Table 3 ADC drug dose reduction plan
Table 4 Basic principles of ADC drug dose adjustment
For adverse reactions that may occur during the application of ADC drugs, active preventive treatment should be given before treatment; After medication, relevant adverse reactions should be closely monitored, timely diagnosis and corresponding treatment plans should be given, and drug treatment regimens should be re-evaluated at the same time, and postponed treatment or dose reduction should be carried out if necessary; For serious adverse reactions, the drug should be stopped in time, and multidisciplinary consultation should be actively carried out to explore solutions
.
Special population treatment
diabetic
ADC drugs affect glucose and lipid metabolism in the body, and diabetic patients are recommended to stabilize blood sugar control before starting treatment
.
Both EV and RC48 reported a blood glucose increase of more than 10%, and SG reported a lower incidence of blood glucose increase of less than 1%.
Eye diseases
Patients with active keratitis or corneal ulcers are not recommended for EV treatment
.
Renal insufficiency
Patients with renal insufficiency do not need to adjust the EV dose, including severe renal insufficiency (creatinine clearance < 30 mL/min).

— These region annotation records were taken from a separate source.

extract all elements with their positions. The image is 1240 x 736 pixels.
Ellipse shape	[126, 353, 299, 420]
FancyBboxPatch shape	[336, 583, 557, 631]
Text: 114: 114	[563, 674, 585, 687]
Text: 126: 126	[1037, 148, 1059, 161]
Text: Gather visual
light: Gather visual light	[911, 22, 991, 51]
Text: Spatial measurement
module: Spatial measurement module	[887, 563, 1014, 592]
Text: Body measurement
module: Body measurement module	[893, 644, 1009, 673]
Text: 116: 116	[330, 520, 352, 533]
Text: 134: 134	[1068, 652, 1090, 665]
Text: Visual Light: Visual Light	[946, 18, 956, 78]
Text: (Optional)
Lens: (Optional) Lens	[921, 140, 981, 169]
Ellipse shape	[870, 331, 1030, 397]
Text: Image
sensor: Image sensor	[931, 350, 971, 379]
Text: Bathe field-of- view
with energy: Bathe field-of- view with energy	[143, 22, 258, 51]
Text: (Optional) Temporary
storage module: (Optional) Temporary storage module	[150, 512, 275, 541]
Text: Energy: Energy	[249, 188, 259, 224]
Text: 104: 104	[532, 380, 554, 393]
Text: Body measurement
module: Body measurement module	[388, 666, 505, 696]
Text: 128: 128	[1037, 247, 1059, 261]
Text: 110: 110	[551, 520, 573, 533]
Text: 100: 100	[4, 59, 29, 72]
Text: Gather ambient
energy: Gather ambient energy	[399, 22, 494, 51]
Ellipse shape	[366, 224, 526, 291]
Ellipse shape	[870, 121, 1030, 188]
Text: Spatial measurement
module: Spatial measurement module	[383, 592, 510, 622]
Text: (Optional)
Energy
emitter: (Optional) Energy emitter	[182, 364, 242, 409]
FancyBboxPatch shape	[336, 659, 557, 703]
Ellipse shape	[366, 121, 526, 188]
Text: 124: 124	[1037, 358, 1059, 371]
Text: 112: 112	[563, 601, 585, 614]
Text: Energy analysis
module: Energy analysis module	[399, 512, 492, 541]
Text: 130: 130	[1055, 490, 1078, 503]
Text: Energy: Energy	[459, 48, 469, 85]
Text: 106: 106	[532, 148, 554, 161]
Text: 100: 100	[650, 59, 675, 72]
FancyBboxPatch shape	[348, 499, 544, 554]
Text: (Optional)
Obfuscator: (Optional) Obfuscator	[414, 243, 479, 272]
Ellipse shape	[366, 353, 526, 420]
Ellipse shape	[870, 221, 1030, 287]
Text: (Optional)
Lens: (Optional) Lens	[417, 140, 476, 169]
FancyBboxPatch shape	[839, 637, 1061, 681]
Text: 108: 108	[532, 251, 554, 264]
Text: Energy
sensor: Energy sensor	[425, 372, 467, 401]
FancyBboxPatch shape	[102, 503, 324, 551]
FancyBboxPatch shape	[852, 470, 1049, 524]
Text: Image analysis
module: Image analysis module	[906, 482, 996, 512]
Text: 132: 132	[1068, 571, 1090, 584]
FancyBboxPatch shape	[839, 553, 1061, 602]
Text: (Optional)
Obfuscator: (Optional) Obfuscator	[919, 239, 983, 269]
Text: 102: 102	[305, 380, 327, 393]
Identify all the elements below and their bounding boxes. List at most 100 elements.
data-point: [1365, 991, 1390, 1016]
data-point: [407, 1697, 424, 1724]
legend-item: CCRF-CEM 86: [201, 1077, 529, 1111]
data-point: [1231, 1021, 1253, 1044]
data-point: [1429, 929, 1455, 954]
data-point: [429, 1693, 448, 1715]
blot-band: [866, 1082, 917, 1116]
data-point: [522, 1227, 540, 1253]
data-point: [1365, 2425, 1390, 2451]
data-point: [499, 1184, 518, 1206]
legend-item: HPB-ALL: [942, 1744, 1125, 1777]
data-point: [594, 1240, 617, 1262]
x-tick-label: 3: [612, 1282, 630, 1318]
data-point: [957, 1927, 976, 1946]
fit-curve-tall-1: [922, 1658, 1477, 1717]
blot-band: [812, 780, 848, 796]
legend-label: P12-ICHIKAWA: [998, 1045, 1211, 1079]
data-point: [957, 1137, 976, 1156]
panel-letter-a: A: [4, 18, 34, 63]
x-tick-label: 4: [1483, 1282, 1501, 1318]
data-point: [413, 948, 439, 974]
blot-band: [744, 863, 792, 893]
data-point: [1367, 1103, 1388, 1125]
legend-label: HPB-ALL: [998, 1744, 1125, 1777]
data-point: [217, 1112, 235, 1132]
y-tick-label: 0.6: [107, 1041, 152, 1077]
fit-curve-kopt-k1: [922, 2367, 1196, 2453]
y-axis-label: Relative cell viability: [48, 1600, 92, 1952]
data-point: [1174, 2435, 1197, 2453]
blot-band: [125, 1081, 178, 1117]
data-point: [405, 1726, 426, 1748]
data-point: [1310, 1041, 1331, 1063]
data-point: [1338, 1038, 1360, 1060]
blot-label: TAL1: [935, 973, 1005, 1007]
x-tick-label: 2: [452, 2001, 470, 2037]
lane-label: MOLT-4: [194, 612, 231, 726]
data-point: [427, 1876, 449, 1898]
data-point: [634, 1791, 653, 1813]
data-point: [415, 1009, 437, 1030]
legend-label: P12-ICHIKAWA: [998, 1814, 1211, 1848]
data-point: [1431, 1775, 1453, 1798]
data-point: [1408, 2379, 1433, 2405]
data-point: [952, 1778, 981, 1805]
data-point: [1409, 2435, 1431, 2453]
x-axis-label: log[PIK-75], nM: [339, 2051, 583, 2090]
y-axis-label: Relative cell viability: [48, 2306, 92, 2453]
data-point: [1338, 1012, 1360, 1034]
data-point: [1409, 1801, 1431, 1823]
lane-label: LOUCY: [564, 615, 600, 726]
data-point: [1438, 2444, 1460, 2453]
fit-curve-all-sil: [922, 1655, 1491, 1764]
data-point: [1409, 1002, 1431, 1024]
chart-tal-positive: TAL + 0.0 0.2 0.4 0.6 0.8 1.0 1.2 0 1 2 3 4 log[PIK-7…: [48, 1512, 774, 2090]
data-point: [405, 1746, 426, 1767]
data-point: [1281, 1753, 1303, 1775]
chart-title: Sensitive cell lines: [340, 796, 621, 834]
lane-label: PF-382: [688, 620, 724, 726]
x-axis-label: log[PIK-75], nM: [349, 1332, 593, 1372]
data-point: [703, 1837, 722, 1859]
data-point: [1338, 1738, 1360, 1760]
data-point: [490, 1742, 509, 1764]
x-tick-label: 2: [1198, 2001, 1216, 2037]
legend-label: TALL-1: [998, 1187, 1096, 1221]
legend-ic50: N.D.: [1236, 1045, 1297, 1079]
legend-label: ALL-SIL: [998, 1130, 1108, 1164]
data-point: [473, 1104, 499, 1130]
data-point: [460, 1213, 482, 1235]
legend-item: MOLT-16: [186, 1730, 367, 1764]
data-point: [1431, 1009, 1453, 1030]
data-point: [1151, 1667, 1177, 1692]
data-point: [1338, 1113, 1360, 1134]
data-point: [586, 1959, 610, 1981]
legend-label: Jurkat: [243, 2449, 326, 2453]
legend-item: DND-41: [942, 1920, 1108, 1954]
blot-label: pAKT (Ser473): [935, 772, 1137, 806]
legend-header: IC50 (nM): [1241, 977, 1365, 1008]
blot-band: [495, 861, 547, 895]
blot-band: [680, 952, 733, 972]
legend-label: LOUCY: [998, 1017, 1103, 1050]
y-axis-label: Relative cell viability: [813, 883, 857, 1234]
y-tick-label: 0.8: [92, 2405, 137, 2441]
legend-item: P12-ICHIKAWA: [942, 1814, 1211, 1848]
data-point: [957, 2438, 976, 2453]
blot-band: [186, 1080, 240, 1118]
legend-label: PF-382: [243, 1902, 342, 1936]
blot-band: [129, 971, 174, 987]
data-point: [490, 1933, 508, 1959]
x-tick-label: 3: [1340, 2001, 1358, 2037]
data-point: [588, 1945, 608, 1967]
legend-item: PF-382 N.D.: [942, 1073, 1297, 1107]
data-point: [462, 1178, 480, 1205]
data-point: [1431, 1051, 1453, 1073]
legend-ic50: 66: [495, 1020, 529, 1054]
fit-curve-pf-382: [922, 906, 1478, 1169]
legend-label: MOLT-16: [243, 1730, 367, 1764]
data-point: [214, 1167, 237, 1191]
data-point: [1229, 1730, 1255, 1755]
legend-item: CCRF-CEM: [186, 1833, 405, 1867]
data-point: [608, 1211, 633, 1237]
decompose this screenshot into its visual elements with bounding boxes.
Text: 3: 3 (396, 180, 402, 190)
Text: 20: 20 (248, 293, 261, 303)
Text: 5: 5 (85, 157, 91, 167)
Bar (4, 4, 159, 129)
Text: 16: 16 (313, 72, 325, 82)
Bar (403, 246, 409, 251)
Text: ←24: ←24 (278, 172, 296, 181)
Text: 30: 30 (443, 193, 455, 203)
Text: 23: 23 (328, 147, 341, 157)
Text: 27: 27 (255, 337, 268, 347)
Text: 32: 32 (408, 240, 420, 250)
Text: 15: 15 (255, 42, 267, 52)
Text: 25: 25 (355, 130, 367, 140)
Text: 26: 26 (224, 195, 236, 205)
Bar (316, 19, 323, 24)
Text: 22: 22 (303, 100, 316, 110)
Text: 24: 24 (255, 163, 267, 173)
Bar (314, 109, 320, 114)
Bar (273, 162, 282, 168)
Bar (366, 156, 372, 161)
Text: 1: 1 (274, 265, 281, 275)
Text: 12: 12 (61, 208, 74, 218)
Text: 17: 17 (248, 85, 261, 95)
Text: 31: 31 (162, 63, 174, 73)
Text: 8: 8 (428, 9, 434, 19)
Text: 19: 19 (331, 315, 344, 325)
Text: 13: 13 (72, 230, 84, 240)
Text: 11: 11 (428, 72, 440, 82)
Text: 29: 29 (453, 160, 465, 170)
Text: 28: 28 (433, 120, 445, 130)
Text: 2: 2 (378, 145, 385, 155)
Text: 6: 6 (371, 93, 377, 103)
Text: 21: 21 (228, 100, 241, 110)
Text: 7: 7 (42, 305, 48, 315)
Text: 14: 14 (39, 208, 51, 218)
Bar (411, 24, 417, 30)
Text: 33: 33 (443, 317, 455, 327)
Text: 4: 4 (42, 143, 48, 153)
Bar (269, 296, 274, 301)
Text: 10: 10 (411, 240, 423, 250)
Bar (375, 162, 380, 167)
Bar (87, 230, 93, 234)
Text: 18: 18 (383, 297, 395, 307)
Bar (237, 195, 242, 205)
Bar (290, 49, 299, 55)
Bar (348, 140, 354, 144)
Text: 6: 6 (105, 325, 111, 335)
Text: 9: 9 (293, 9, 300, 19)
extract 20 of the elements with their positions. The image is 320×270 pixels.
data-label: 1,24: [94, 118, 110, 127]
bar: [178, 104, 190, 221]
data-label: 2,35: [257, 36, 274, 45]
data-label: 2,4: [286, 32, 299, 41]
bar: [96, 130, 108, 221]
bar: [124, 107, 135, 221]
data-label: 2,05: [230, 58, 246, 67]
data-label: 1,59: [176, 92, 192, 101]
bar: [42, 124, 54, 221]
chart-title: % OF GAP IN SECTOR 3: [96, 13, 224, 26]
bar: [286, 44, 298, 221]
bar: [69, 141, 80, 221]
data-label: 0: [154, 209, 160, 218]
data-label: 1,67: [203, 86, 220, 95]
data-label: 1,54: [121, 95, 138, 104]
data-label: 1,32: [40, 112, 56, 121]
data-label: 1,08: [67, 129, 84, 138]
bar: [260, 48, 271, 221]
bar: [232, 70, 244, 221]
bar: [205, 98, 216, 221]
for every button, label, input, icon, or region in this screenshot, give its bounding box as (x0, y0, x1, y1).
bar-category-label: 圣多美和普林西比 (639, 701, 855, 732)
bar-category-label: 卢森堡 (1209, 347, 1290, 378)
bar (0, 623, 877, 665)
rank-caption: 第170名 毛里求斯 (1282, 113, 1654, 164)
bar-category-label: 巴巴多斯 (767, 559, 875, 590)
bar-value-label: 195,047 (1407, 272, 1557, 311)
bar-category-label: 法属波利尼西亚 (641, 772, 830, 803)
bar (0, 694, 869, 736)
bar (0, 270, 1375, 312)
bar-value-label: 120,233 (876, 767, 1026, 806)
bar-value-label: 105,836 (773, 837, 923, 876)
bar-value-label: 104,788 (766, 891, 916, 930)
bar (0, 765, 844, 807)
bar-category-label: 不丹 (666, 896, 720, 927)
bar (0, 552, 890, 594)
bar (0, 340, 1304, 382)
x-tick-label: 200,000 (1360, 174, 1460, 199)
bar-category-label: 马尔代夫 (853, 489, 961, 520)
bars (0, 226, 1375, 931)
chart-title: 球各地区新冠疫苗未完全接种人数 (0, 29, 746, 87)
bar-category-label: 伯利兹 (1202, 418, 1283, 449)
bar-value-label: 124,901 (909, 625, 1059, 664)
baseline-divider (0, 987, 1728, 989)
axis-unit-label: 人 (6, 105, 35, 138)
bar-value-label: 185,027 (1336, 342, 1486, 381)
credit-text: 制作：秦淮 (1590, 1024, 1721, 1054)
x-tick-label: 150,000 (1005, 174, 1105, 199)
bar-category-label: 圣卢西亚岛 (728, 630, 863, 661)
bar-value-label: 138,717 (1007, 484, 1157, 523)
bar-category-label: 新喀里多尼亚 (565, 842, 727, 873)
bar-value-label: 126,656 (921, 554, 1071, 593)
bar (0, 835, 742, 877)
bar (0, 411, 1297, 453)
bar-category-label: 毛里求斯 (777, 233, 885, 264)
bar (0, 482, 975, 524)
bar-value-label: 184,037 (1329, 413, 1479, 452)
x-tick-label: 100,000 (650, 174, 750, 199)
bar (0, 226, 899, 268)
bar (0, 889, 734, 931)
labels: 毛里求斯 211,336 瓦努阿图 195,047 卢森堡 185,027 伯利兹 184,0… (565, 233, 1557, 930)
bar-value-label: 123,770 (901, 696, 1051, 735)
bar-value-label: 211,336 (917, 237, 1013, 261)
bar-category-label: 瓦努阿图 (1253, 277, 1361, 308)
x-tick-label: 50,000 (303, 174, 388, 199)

<b10> SN-38 is rarely cleared from the kidney, but there are no pharmacokinetic data
for renal insufficiency or end-stage renal disease.
RC48 does not require dose adjustment in patients with mild and moderate renal impairment, and there are no research data
in patients with severe renal impairment.
Expert consensus recommendations:
The basic organ function of patients before ADC drug treatment should be fully assessed, and patients with specific underlying diseases should be used under close monitoring after eliminating contraindications to ensure the safety
of patients.
References:
[1] Urology Health Promotion Branch of China Healthcare International Promotion and Exchange Association, Urology Professional Committee of China Research Hospital Association.
Safety consensus on clinical application of antibody conjugate drugs for urothelial carcinoma (1st edition)[J].
Modern Journal of Urology,2022,27(8):628-634.